BOURSE. Eiffage, Bouygues et Vinci trustent le haut du classement des entreprises françaises pratiquant l'actionnariat salarié. D'autres groupes comme Spie, Nexans, Engie ou Veolia proposent à leurs collaborateurs de détenir une part de capital. Stéphane Perrin, directeur Rémunération & avantages sociaux chez Vinci, nous explique les avantages de cette solution, pour l'entreprise et ses salariés.

La France est régulièrement qualifiée de championne d'Europe de l'actionnariat salarié. Et, dans ce tableau, les entreprises de la construction figurent généralement en très bonne place. Eiffage, par exemple, a réalisé une importante levée de fonds auprès de 44.000 de ses employés européens au mois de mai 2018, tandis que Spie (génie électrique) annonce avoir réussi son propre plan "Share for you 2018" qui s'adressait à ses salariés.

 

 

Culture d'entreprise, performance collective et… avantage fiscal

 

Mais pourquoi cette spécificité ? Stéphane Perrin, directeur Rémunération & avantages sociaux chez Vinci, autre grand groupe de BTP et concessions, nous explique : "Il y a des taux conséquents d'actionnariat salarié chez Bouygues, Eiffage, Saint-Gobain… Il y a, dans le bâtiment et les travaux publics, une culture entrepreneuriale. Et la notion d'actionnaire est associée à la performance de la structure. Il y a donc une logique". Mais cette seule caractéristique explique-t-elle tout ? Le spécialiste reprend : "Autre point important : culturellement, ce milieu n'est ni celui du marketing, ni de l'industrie : c'est l'humain qui permet d'être productif. Il est donc nécessaire et judicieux que les individus puissent profiter des fruits de cette performance".

 

Dernier point important, un certain cloisonnement règne aussi dans le bâtiment. Stéphane Perrin nous le confirme : "Ce secteur économique possède un esprit de communauté. Qui a commencé cette politique d'actionnariat salarié, je l'ignore, mais nous nous alignons plus ou moins sur les autres. C'est une part importante de la politique de recrutement et de fidélisation des employés". La participation des employés est donc un outil stratégique, à la fois de rémunération et de cohésion, qui renforce le sentiment d'appartenance à une société et qui s'avère bien utile aux groupes du CAC40. La situation française s'explique également par un cadre fiscal avantageux et une grande culture de l'épargne.

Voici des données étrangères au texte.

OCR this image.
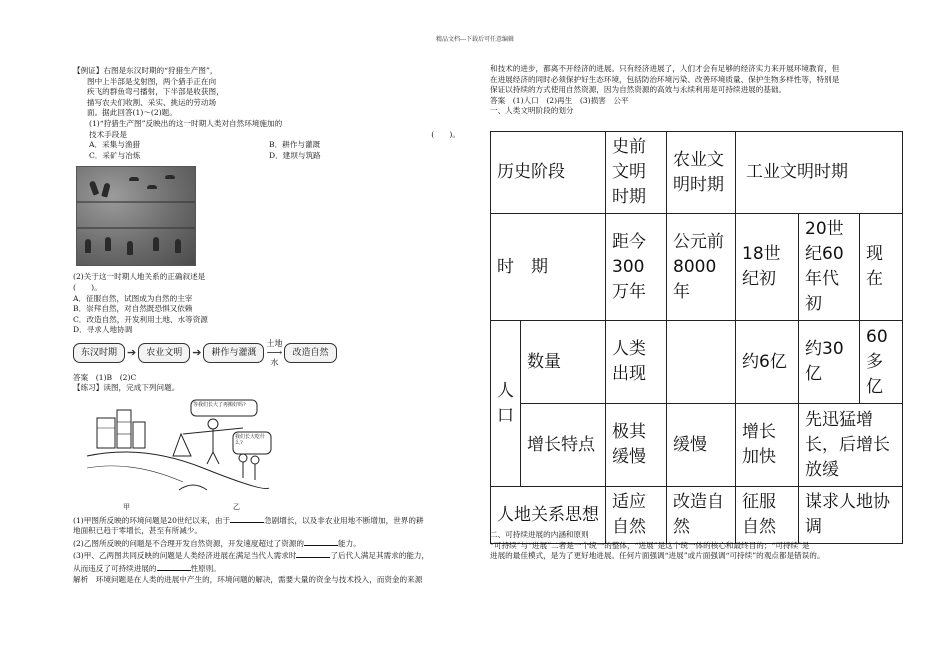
精品文档---下载后可任意编辑

【例证】右图是东汉时期的“狩猎生产图”，

图中上半部是戈射图，两个猎手正在向

疾飞的群鱼弯弓播射，下半部是收获图，

描写农夫们收割、采实、挑运的劳动场

面。据此回答(1)～(2)题。

(1)“狩猎生产图”反映出的这一时期人类对自然环境施加的

技术手段是	(　　)。

A．采集与渔猎	B．耕作与灌溉
C．采矿与冶炼	D．建坝与筑路

(2)关于这一时期人地关系的正确叙述是

(　　)。

A．征服自然，试图成为自然的主宰

B．崇拜自然，对自然既恐惧又依赖

C．改造自然，开发利用土地、水等资源

D．寻求人地协调

东汉时期 ➔	农业文明 ➔	耕作与灌溉
土地
⟶
水
改造自然

答案　(1)B　(2)C

【练习】读图，完成下列问题。

等我们长大了再搬好吗?
我们长大吃什么?
甲	乙

(1)甲图所反映的环境问题是20世纪以来，由于	急剧增长，以及非农业用地不断增加，世界的耕

地面积已趋于零增长，甚至有所减少。

(2)乙图所反映的问题是不合理开发自然资源，开发速度超过了资源的	能力。

(3)甲、乙两图共同反映的问题是人类经济进展在满足当代人需求时	了后代人满足其需求的能力，

从而违反了可持续进展的	性原则。

解析　环境问题是在人类的进展中产生的，环境问题的解决，需要大量的资金与技术投入，而资金的来源

和技术的进步，都离不开经济的进展。只有经济进展了，人们才会有足够的经济实力来开展环境教育，但

在进展经济的同时必须保护好生态环境，包括防治环境污染、改善环境质量、保护生物多样性等，特别是

保证以持续的方式使用自然资源，因为自然资源的高效与永续利用是可持续进展的基础。

答案　(1)人口　(2)再生　(3)损害　公平

一、人类文明阶段的划分

历史阶段		史前文明时期	农业文明时期	工业文明时期		
时　期		距今300万年	公元前8000年	18世纪初	20世纪60年代初	现在
人口	数量	人类出现		约6亿	约30亿	60多亿
	增长特点	极其缓慢	缓慢	增长加快	先迅猛增长，后增长放缓	
人地关系思想		适应自然	改造自然	征服自然	谋求人地协调	

二、可持续进展的内涵和原则

“可持续”与“进展”二者是一个统一的整体，“进展”是这个统一体的核心和最终目的；“可持续”是

进展的最佳模式，是为了更好地进展。任何片面强调“进展”或片面强调“可持续”的观点都是错误的。
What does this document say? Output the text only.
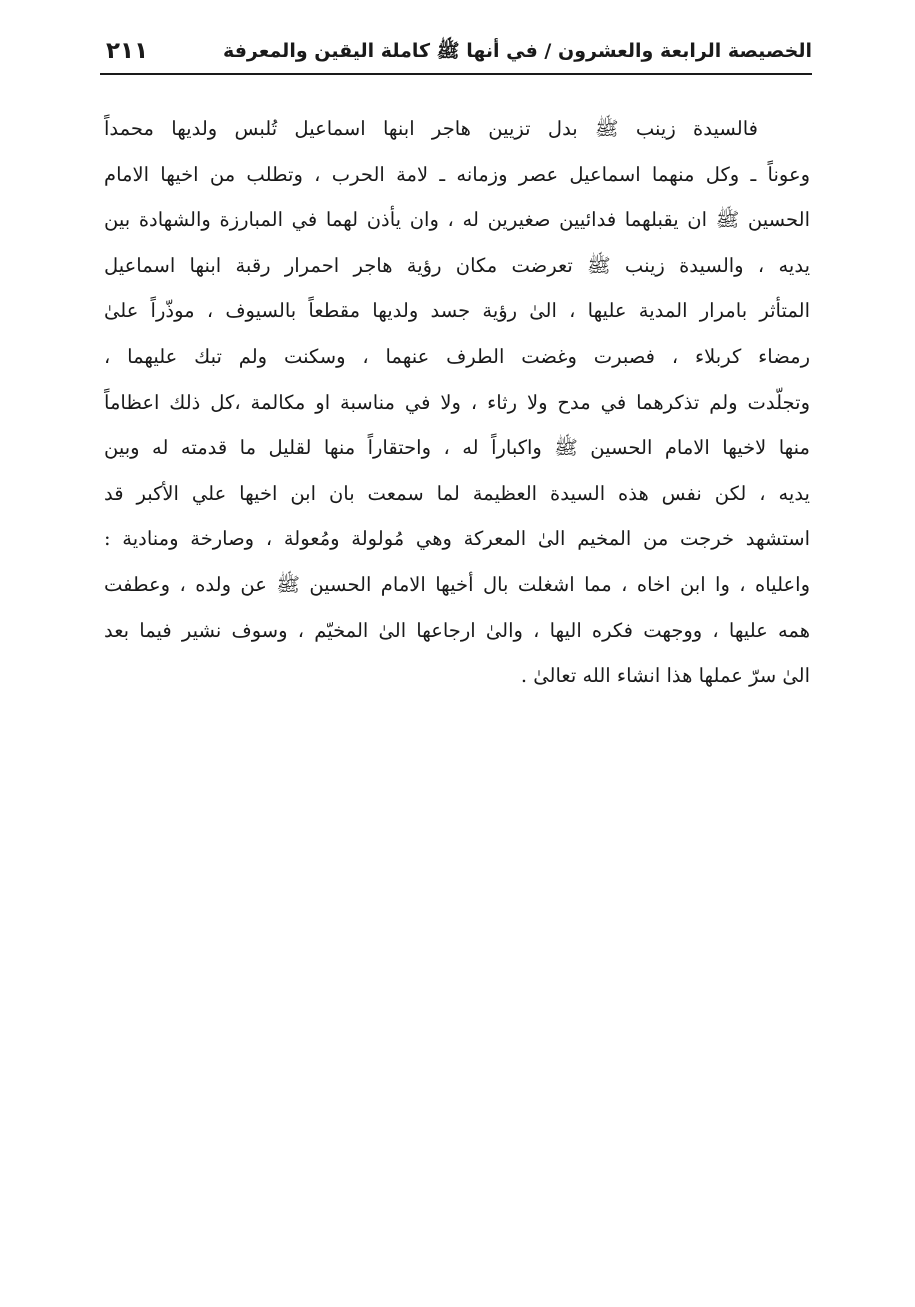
الخصيصة الرابعة والعشرون / في أنها ﷺ كاملة اليقين والمعرفة
٢١١
فالسيدة زينب ﷺ بدل تزيين هاجر ابنها اسماعيل تُلبس ولديها محمداً
وعوناً ـ وكل منهما اسماعيل عصر وزمانه ـ لامة الحرب ، وتطلب من اخيها الامام
الحسين ﷺ ان يقبلهما فدائيين صغيرين له ، وان يأذن لهما في المبارزة والشهادة بين
يديه ، والسيدة زينب ﷺ تعرضت مكان رؤية هاجر احمرار رقبة ابنها اسماعيل
المتأثر بامرار المدية عليها ، الىٰ رؤية جسد ولديها مقطعاً بالسيوف ، موذّراً علىٰ
رمضاء كربلاء ، فصبرت وغضت الطرف عنهما ، وسكنت ولم تبك عليهما ،
وتجلّدت ولم تذكرهما في مدح ولا رثاء ، ولا في مناسبة او مكالمة ،كل ذلك اعظاماً
منها لاخيها الامام الحسين ﷺ واكباراً له ، واحتقاراً منها لقليل ما قدمته له وبين
يديه ، لكن نفس هذه السيدة العظيمة لما سمعت بان ابن اخيها علي الأكبر قد
استشهد خرجت من المخيم الىٰ المعركة وهي مُولولة ومُعولة ، وصارخة ومنادية :
واعلياه ، وا ابن اخاه ، مما اشغلت بال أخيها الامام الحسين ﷺ عن ولده ، وعطفت
همه عليها ، ووجهت فكره اليها ، والىٰ ارجاعها الىٰ المخيّم ، وسوف نشير فيما بعد
الىٰ سرّ عملها هذا انشاء الله تعالىٰ .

Les titres sont acquis à des tarifs préférentiels, de l'ordre de -5 à -20 % sur le cours normal.

 

Une participation toujours en hausse

 

 

Sur sa dernière opération, Spie précise que plus de 6.000 salariés ont répondu à l'offre, dont plus d'un tiers de nouveaux actionnaires, démontrant l'intérêt croissant pour ce type de participation. Leur apport a représenté plus de 21 M€ de fonds et près de 1 % du capital de l'entreprise. Il s'agissait d'une deuxième opération de ce type, qui permet à 34 % de salariés actionnaires de détenir finalement 4,4 % de tous les titres du groupe. Du côté de Vinci, Stéphane Perrin nous annonce que 102.000 employés ont souscrit à la dernière levée de fonds qui leur était dédiée, dont une immense majorité en France, même si elle était également ouverte aux filiales internationales. Le directeur Rémunération & avantages sociaux, ajoute : "Cela concerne tous les employés, cadre ou non. L'adhésion des collaborateurs dépend de l'intérêt économique de l'offre". Lui aussi constate que le taux est en constante augmentation, depuis la première opération en 2012. Désormais, les salariés actionnaires détiennent entre 9 et 10 % du capital de Vinci, soit une capitalisation de 4 Mrds € !

 

Le spécialiste conclut : "C'est ce qui permet de construire un groupe, malgré de métiers très divers, et de renforcer le sentiment d'appartenance". Le système de l'actionnariat salarié, s'il est ancien et aujourd'hui rentré dans les mœurs, connaît un succès qui ne se dément pas. Et qui devrait même encore se développer, puisque la loi Pacte pourrait encore favoriser ce type de participation ; Bruno Le Maire, ministre de l'Economie, annonçait, au mois de mai 2018 : "La vraie question c'est de savoir comment mieux développer l'actionnariat en France, l'actionnariat des salariés, des PME. Ainsi, nos grandes entreprises ne dépendront pas d'actionnaires étrangers qui exigent des niveaux de rémunération trop élevés".